The effect of vitamin K2 on bone metabolism in aged female rats

Reactive oxygen species (ROS) may contribute to aging and osteoporosis resulting from marked decreases in plasma antioxidants in aged osteoporotic women. On the other hand, high-dose vitamin K₂ (menaquinone-4: menatrenone, MK-4) supplementation has been reported to reduce ovariectomy-induced bone loss in rats and to decrease osteoporotic fracture in postmenopausal women.
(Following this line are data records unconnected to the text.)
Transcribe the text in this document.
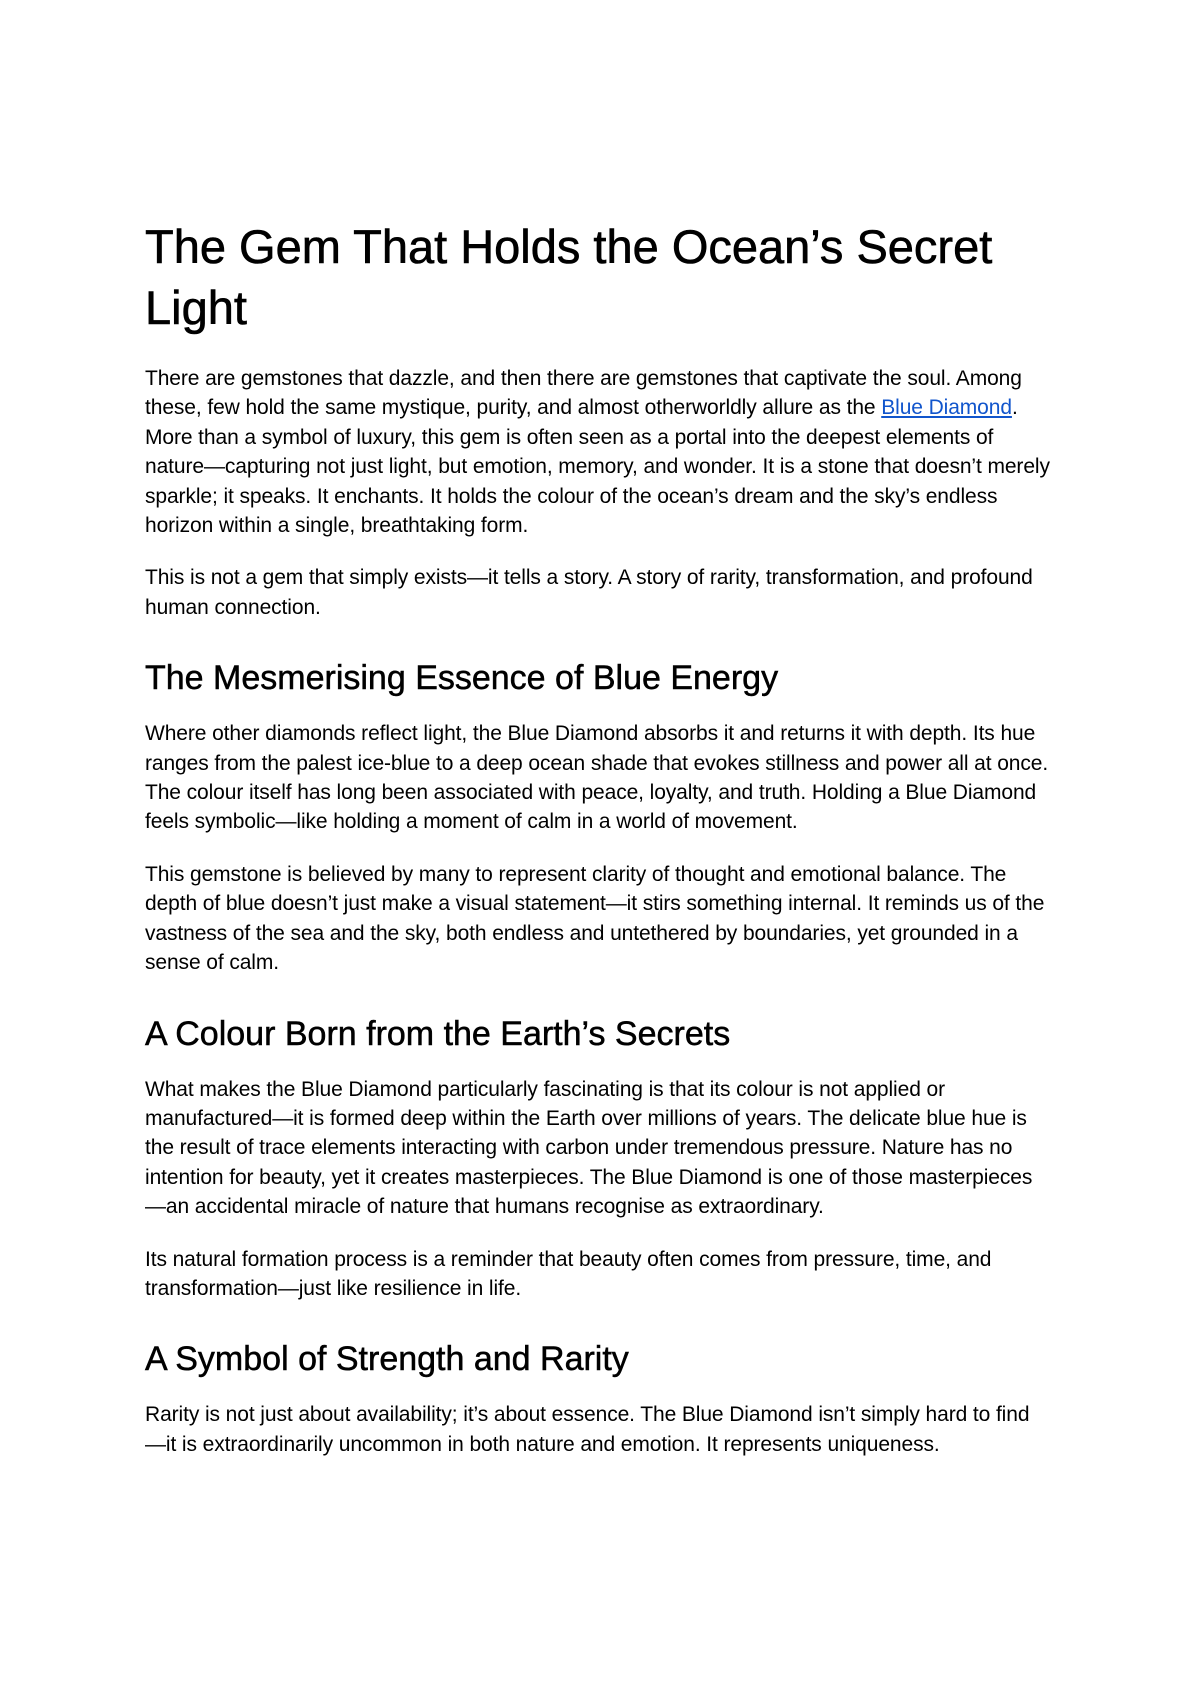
The Gem That Holds the Ocean’s Secret Light

There are gemstones that dazzle, and then there are gemstones that captivate the soul. Among these, few hold the same mystique, purity, and almost otherworldly allure as the Blue Diamond. More than a symbol of luxury, this gem is often seen as a portal into the deepest elements of nature—capturing not just light, but emotion, memory, and wonder. It is a stone that doesn’t merely sparkle; it speaks. It enchants. It holds the colour of the ocean’s dream and the sky’s endless horizon within a single, breathtaking form.

This is not a gem that simply exists—it tells a story. A story of rarity, transformation, and profound human connection.

The Mesmerising Essence of Blue Energy

Where other diamonds reflect light, the Blue Diamond absorbs it and returns it with depth. Its hue ranges from the palest ice-blue to a deep ocean shade that evokes stillness and power all at once. The colour itself has long been associated with peace, loyalty, and truth. Holding a Blue Diamond feels symbolic—like holding a moment of calm in a world of movement.

This gemstone is believed by many to represent clarity of thought and emotional balance. The depth of blue doesn’t just make a visual statement—it stirs something internal. It reminds us of the vastness of the sea and the sky, both endless and untethered by boundaries, yet grounded in a sense of calm.

A Colour Born from the Earth’s Secrets

What makes the Blue Diamond particularly fascinating is that its colour is not applied or manufactured—it is formed deep within the Earth over millions of years. The delicate blue hue is the result of trace elements interacting with carbon under tremendous pressure. Nature has no intention for beauty, yet it creates masterpieces. The Blue Diamond is one of those masterpieces—an accidental miracle of nature that humans recognise as extraordinary.

Its natural formation process is a reminder that beauty often comes from pressure, time, and transformation—just like resilience in life.

A Symbol of Strength and Rarity

Rarity is not just about availability; it’s about essence. The Blue Diamond isn’t simply hard to find—it is extraordinarily uncommon in both nature and emotion. It represents uniqueness.
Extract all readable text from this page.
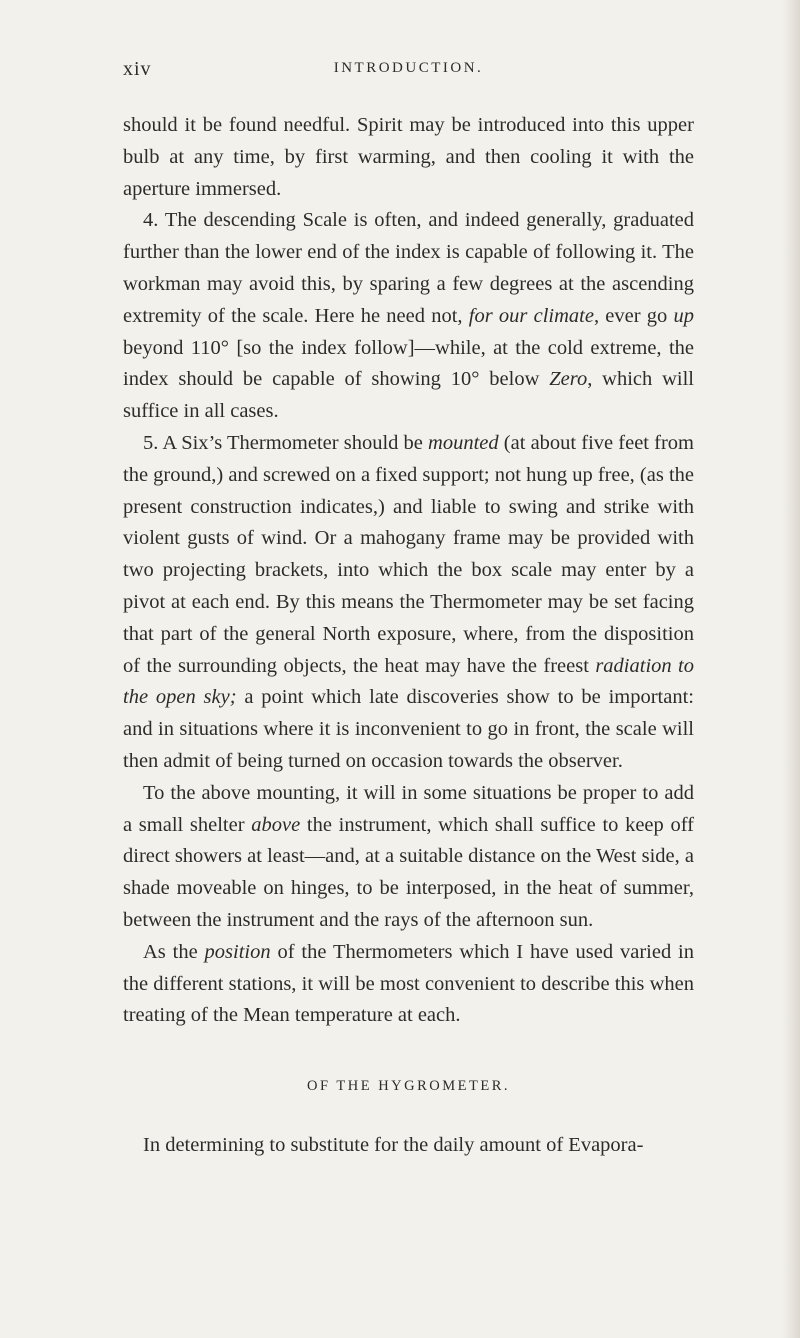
xiv	INTRODUCTION.

should it be found needful. Spirit may be introduced into this upper bulb at any time, by first warming, and then cooling it with the aperture immersed.

4. The descending Scale is often, and indeed generally, graduated further than the lower end of the index is capable of following it. The workman may avoid this, by sparing a few degrees at the ascending extremity of the scale. Here he need not, for our climate, ever go up beyond 110° [so the index follow]—while, at the cold extreme, the index should be capable of showing 10° below Zero, which will suffice in all cases.

5. A Six’s Thermometer should be mounted (at about five feet from the ground,) and screwed on a fixed support; not hung up free, (as the present construction indicates,) and liable to swing and strike with violent gusts of wind. Or a mahogany frame may be provided with two projecting brackets, into which the box scale may enter by a pivot at each end. By this means the Thermometer may be set facing that part of the general North exposure, where, from the disposition of the surrounding objects, the heat may have the freest radiation to the open sky; a point which late discoveries show to be important: and in situations where it is inconvenient to go in front, the scale will then admit of being turned on occasion towards the observer.

To the above mounting, it will in some situations be proper to add a small shelter above the instrument, which shall suffice to keep off direct showers at least—and, at a suitable distance on the West side, a shade moveable on hinges, to be interposed, in the heat of summer, between the instrument and the rays of the afternoon sun.

As the position of the Thermometers which I have used varied in the different stations, it will be most convenient to describe this when treating of the Mean temperature at each.

OF THE HYGROMETER.

In determining to substitute for the daily amount of Evapora-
However, the mechanism by which vitamin K₂ prevents osteoporosis is unclear. Recently, vitamin K₂ has been suggested to preserve antioxidant activity as a novel function. Therefore, we investigated the effect of vitamin K₂ on the osteoporosis of aged rats by evaluating the relationships between serum antioxidant levels and bone metabolism. Aged female rats exhibited significantly lower serum alkaline phosphatase activity and osteocalcin level, together with lower serum levels of antioxidants such as 17-estradiol, macrophage migration inhibitory factor (MIF) and glutathione peroxidase (GPx) activity, as compared with young female rats. On the other hand, vitamin K₂ supplementation (500 mg/kg, food intake) for 98 days led to a significantly increased serum vitamin K₂ level (3,045±915 ng/ml in the vitamin K₂ supplemented group vs. 4.6±3.4 ng/ml in the control diet group; P <0.0001) with increased serum alkaline phosphatase activity and MIF level ( P <0.05). Unexpectedly, however, it failed to increase the serum level of antioxidants such as GPx. Nor did it affect bone metabolism markers such as oteocalcin and osteopontin, which were significantly lower than in the young female rats ( P <0.05). Finally, the histomorphometric properties of the proximal tibia in the femur were not altered by vitamin K₂. These results suggest that high-dose vitamin K₂ supplementation neither improves lowered antioxidant levels nor stimulates bone formation in aged rats.